Воспитателям мы ничего не сказали. Да они не очень и спрашивали. Карабас Барабас предположил, что мальчик уехал к родителям. А другой сказал: «Да, конечно, они известные люди и, наверное, решили забрать его к себе». А мы слушали и знали, что, может быть, когда-нибудь убьем и этих воспитателей. Потому что они тоже сейчас убивали Швейка. Убивали как бы по второму разу, ибо ничто, даже исчезновение одного из нас, не могло их прошибить. Да пропади мы все пропадом, они бы так же спокойно рассуждали и оправдывали наше исчезновение, спровадив нас к кому-то, кого на самом деле у нас не было…
– Виноватых казнить! – было заключено хором. – Родителей казнить! Убийц казнить! И свидетелей! Свидетелей тоже!

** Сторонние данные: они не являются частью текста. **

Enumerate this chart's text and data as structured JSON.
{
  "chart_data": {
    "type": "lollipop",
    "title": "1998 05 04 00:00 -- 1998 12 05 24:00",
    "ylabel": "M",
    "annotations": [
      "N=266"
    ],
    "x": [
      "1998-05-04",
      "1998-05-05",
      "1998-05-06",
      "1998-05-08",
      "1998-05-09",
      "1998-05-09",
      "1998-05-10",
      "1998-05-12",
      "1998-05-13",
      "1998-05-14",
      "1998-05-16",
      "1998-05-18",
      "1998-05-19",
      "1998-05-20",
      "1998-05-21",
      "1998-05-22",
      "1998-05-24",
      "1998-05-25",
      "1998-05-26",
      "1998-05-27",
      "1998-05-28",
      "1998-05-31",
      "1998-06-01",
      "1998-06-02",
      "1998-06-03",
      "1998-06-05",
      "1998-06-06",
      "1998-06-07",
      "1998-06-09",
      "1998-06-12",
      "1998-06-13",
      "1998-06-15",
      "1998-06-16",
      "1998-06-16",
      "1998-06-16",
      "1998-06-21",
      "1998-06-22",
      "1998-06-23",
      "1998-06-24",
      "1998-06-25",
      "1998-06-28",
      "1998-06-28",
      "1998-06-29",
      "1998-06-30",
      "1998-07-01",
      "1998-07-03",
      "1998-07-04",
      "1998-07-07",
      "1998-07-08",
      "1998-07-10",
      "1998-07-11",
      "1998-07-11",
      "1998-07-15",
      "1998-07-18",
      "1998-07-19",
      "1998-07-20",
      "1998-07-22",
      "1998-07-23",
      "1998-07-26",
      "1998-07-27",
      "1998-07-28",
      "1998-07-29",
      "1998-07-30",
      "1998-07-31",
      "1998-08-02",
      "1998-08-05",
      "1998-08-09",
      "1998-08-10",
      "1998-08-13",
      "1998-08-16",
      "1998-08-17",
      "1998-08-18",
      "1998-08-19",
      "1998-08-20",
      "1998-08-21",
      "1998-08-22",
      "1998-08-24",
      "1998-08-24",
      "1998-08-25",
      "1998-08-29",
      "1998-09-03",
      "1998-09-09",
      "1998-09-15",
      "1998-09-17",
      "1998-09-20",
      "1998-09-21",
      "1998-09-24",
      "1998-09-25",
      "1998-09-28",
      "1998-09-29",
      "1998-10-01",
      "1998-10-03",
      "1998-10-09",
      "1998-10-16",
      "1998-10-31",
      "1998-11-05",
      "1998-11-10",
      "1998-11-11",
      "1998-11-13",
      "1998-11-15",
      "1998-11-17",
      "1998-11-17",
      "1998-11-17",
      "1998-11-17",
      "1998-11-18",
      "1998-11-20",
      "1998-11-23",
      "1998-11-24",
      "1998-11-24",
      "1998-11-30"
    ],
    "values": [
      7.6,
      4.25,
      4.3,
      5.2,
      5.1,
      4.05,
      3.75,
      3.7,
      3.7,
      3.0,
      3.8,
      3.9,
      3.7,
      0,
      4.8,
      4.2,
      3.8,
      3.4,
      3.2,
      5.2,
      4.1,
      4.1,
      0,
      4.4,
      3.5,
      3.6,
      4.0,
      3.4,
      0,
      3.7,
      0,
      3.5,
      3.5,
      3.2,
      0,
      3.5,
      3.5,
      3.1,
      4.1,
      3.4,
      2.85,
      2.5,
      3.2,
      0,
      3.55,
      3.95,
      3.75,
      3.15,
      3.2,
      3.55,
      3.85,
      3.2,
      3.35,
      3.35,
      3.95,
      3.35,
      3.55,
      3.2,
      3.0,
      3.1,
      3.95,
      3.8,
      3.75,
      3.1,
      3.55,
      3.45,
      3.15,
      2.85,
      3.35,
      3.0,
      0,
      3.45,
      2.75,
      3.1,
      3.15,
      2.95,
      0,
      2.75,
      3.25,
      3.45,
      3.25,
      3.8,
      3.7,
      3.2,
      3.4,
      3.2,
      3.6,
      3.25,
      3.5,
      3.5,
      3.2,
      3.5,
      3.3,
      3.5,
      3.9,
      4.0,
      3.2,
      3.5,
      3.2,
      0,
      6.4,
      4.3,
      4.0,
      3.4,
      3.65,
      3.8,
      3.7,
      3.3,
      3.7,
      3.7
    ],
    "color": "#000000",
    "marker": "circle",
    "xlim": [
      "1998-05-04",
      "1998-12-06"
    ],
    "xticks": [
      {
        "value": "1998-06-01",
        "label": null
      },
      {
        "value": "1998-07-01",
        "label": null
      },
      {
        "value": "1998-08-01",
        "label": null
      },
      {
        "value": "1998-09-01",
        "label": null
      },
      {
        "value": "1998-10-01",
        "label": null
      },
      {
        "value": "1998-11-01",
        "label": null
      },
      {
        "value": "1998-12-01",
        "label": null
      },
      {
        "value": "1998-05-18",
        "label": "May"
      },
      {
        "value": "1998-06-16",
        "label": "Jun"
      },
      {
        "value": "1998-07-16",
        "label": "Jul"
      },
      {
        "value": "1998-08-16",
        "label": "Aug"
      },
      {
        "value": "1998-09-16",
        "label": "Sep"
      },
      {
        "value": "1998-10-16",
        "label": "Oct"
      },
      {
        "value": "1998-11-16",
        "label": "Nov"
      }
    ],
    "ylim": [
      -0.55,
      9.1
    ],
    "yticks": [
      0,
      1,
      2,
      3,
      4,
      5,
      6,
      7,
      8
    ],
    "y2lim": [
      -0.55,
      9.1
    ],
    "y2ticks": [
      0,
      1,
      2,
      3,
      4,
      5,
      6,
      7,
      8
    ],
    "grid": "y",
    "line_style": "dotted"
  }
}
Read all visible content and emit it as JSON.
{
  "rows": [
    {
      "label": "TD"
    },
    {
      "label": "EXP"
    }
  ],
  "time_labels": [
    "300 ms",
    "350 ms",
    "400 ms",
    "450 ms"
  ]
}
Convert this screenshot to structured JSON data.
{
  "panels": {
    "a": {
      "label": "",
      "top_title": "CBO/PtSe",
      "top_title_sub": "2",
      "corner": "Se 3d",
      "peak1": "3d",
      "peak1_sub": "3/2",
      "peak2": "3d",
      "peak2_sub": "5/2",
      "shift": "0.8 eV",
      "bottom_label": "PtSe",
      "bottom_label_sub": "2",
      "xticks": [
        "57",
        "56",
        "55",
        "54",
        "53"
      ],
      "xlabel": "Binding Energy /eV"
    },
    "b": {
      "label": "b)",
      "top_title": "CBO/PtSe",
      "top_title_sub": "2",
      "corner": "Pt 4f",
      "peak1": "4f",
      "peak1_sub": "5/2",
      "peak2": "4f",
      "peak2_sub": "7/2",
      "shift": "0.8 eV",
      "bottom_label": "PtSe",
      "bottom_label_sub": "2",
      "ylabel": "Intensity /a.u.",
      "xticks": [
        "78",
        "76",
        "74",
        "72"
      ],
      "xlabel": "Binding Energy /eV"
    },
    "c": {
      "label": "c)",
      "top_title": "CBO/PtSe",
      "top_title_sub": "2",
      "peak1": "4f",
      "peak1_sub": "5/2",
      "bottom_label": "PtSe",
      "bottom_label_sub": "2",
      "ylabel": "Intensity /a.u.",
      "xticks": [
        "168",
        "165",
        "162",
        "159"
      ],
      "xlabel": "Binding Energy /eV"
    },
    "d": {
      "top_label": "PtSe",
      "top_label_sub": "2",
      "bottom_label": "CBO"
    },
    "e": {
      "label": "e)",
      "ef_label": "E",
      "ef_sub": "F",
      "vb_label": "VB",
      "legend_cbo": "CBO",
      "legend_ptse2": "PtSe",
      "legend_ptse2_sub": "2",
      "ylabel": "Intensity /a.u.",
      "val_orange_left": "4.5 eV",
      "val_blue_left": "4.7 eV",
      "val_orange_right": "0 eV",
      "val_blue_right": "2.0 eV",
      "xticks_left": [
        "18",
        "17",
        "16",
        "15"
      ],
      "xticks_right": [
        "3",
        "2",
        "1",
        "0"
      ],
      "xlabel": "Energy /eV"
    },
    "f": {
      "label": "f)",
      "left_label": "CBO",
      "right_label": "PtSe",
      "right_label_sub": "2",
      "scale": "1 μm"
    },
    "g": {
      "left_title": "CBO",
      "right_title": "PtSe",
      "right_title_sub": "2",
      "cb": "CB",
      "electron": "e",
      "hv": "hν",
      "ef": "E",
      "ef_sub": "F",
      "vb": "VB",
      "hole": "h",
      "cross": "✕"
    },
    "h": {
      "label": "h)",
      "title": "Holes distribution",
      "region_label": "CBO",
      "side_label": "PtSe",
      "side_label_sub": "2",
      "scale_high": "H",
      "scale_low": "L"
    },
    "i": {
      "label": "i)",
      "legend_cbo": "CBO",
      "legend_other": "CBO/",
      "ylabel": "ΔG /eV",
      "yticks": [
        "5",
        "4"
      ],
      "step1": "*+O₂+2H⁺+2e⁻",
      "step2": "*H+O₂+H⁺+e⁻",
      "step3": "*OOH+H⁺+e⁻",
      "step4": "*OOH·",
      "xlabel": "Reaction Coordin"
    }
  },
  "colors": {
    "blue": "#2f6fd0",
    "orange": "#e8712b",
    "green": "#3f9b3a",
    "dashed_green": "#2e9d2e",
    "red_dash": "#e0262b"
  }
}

Каждый из четырех обвинителей подошел и воткнул спицу в истукана.
Главный громко объявил, что за Швейка может казнить каждый желающий.
– А ножами? А штырями? А гвоздями? А чем еще… можно?
И посыпалось. Истукан не выдержал ударов и пал на землю, где его затоптала безумствующая толпа подростков.
Во время последней казни я поймал себя на желании тоже всадить нож в истукана. И испугался этого. Не знаю, что на меня повлияло больше – личное ли отношение к Швейку или общий настрой толпы, жаждущей мщения и крови.
К счастью, мне в этот раз забыли предложить роль палача. Но остальное было как всегда: приводили-уводили под конвоем, и я как бы становился такой же необходимой принадлежностью ритуала, как сидящие на полу в роли судей урки или сам истукан.
Я знал, что каждый мой приход в дальнюю спальню мог превратиться в последний. Привыкнуть к этому было нельзя. Но сперва я нервничал, особенно при виде нагловатых торговок с цепкими оценивающими взглядами, а потом привык и уже стал воспринимать все довольно равнодушно. Чему быть, того не миновать. Я даже оставил мысли о побеге, о самосожжении или ином варианте избежать казни.
Мне почти регулярно стали приносить жратву, даже больше, чем прежде. Я было отнес это на счет сочувствия Яшки Главного, но ответ оказался проще: торговки, ожидающие прибытка, решили меня подкармливать.
Ни Тишкин, ни Жидок больше не появлялись у моих дверей, так что общаться было не с кем. Но вдруг объявилась Катя. Я услышал сперва, как она уговаривала очередного стража, а потом окликнула меня:
– Саша, ты жив? Как себя чувствуешь?
– Жив, – сказал я в щель двери.
– А я думала о тебе. Все время. Ты не голодный?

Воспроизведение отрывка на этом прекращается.